Print is dead. Long live print
By Ian Young, Media Manager at AgencyUK
A week after The Independent became the first national newspaper to move to a purely digital platform, the Trinity Mirror Group announced the launch of a new daily tabloid paper, the New Day. Very strange indeed.
There’s no doubt that newspaper readership has been on a downward trend. The latest ABC sales statistics show a decline of 8% a year for dailies and over 9% for Sunday papers. However, these numbers do not account for the growth of some titles of their digital audience. Titles such as the Guardian and Daily Mail now have huge online readerships of 40 million and 60 million unique users per month respectively*, whilst The Times has, on the face of things, effectively moved to a paywall subscription model for its online content.
But what do this week’s events mean? Who is making the right move?

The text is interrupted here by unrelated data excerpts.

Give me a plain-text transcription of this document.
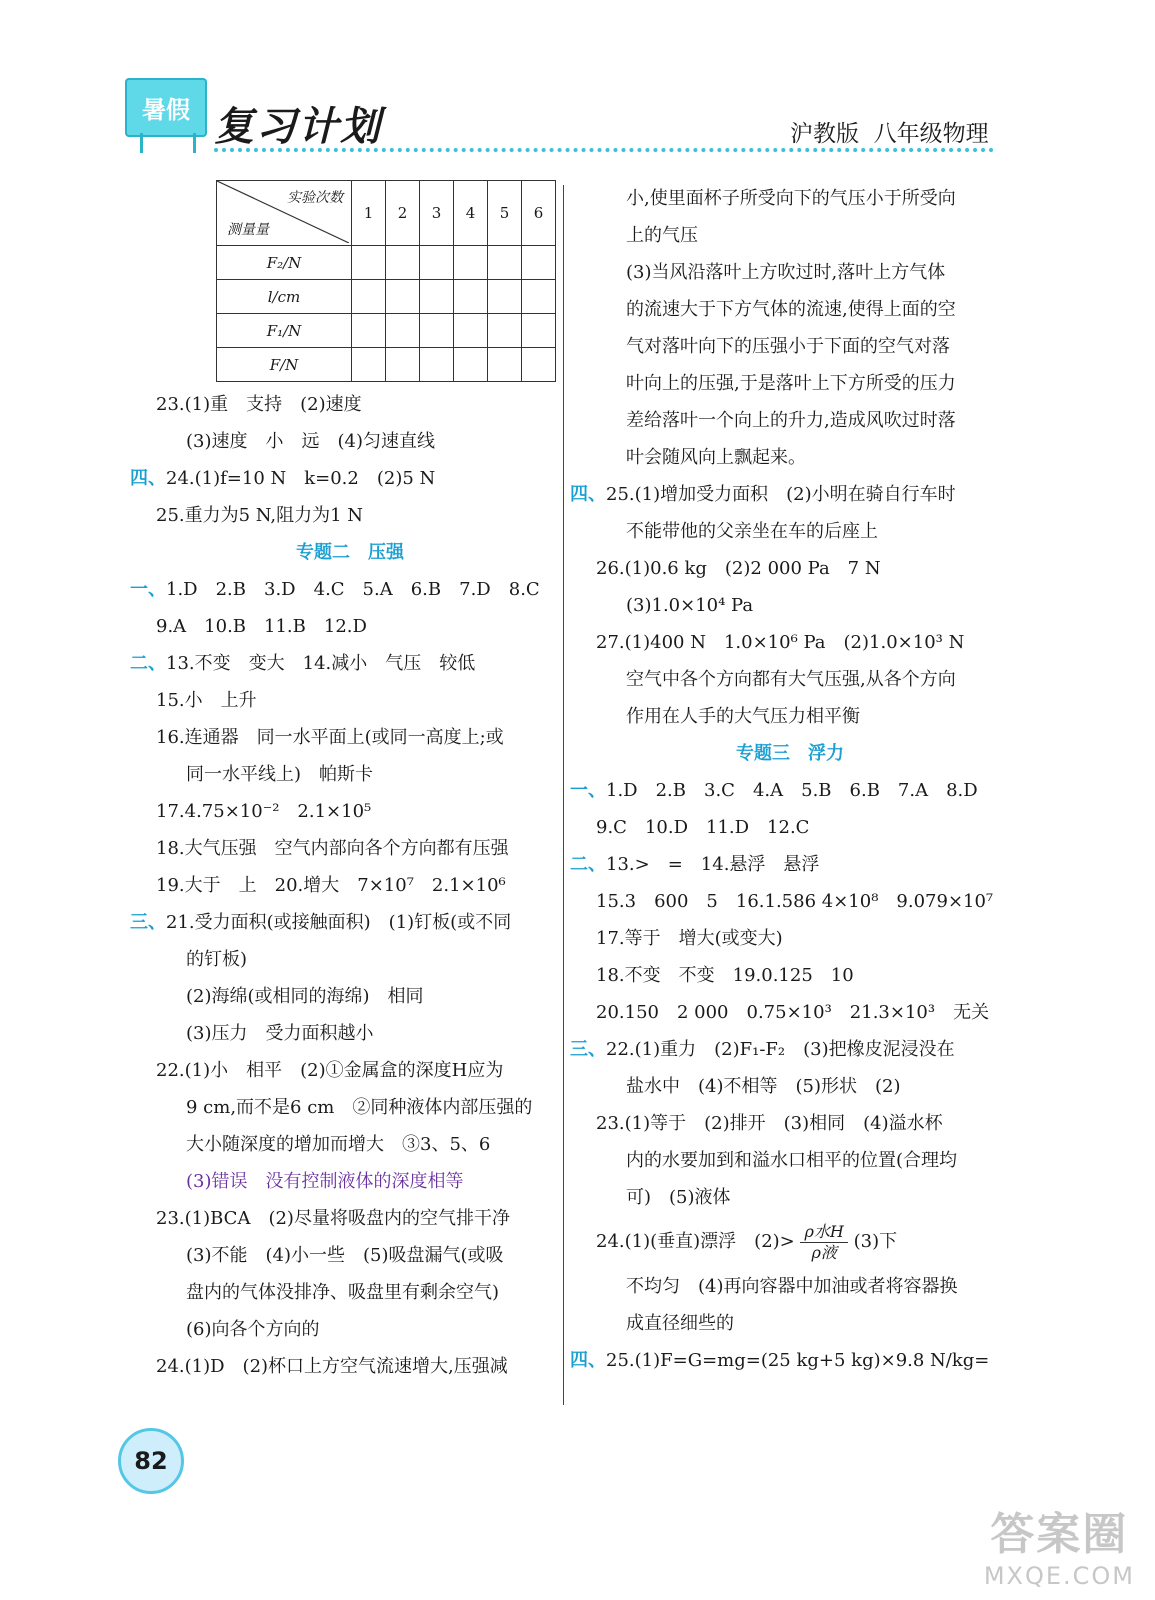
暑假 复习计划	沪教版 八年级物理
实验次数
测量量	1	2	3	4	5	6
F₂/N						
l/cm						
F₁/N						
F/N						
23.(1)重　支持　(2)速度
(3)速度　小　远　(4)匀速直线
四、24.(1)f=10 N　k=0.2　(2)5 N
25.重力为5 N,阻力为1 N
专题二　压强
一、1.D　2.B　3.D　4.C　5.A　6.B　7.D　8.C
9.A　10.B　11.B　12.D
二、13.不变　变大　14.减小　气压　较低
15.小　上升
16.连通器　同一水平面上(或同一高度上;或
同一水平线上)　帕斯卡
17.4.75×10⁻²　2.1×10⁵
18.大气压强　空气内部向各个方向都有压强
19.大于　上　20.增大　7×10⁷　2.1×10⁶
三、21.受力面积(或接触面积)　(1)钉板(或不同
的钉板)
(2)海绵(或相同的海绵)　相同
(3)压力　受力面积越小
22.(1)小　相平　(2)①金属盒的深度H应为
9 cm,而不是6 cm　②同种液体内部压强的
大小随深度的增加而增大　③3、5、6
(3)错误　没有控制液体的深度相等
23.(1)BCA　(2)尽量将吸盘内的空气排干净
(3)不能　(4)小一些　(5)吸盘漏气(或吸
盘内的气体没排净、吸盘里有剩余空气)
(6)向各个方向的
24.(1)D　(2)杯口上方空气流速增大,压强减
小,使里面杯子所受向下的气压小于所受向
上的气压
(3)当风沿落叶上方吹过时,落叶上方气体
的流速大于下方气体的流速,使得上面的空
气对落叶向下的压强小于下面的空气对落
叶向上的压强,于是落叶上下方所受的压力
差给落叶一个向上的升力,造成风吹过时落
叶会随风向上飘起来。
四、25.(1)增加受力面积　(2)小明在骑自行车时
不能带他的父亲坐在车的后座上
26.(1)0.6 kg　(2)2 000 Pa　7 N
(3)1.0×10⁴ Pa
27.(1)400 N　1.0×10⁶ Pa　(2)1.0×10³ N
空气中各个方向都有大气压强,从各个方向
作用在人手的大气压力相平衡
专题三　浮力
一、1.D　2.B　3.C　4.A　5.B　6.B　7.A　8.D
9.C　10.D　11.D　12.C
二、13.>　=　14.悬浮　悬浮
15.3　600　5　16.1.586 4×10⁸　9.079×10⁷
17.等于　增大(或变大)
18.不变　不变　19.0.125　10
20.150　2 000　0.75×10³　21.3×10³　无关
三、22.(1)重力　(2)F₁-F₂　(3)把橡皮泥浸没在
盐水中　(4)不相等　(5)形状　(2)
23.(1)等于　(2)排开　(3)相同　(4)溢水杯
内的水要加到和溢水口相平的位置(合理均
可)　(5)液体
24.(1)(垂直)漂浮　$(2)> \frac{\text{ρ水H}}{\text{ρ液}} (3)$下
不均匀　(4)再向容器中加油或者将容器换
成直径细些的
四、25.(1)F=G=mg=(25 kg+5 kg)×9.8 N/kg=
82
答案圈
MXQE.COM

The death of traditional newsprint has been predicted before, but has still yet to materialise. Maybe there is room for both print and online to coexist in peaceful harmony. The reason for this could be down to the differences in which we consume digital and print media.
Yes, I’ll admit I consume the majority of my news, current affairs and sporting information online, from a wide range of different sources. This is great when we are leading busy lives and want to keep track of what’s happening out there in the rest of the world, picking and choosing small snippets of information to skim read and absorb. However, I still find that sitting down with a paper is a luxury. Reading an in depth article with thought provoking commentary, or stumbling across an interesting article I would never have searched for online, is one of life’s small pleasures. I hope enough other people feel the same way and that the newsprint tradition continues for a little while longer.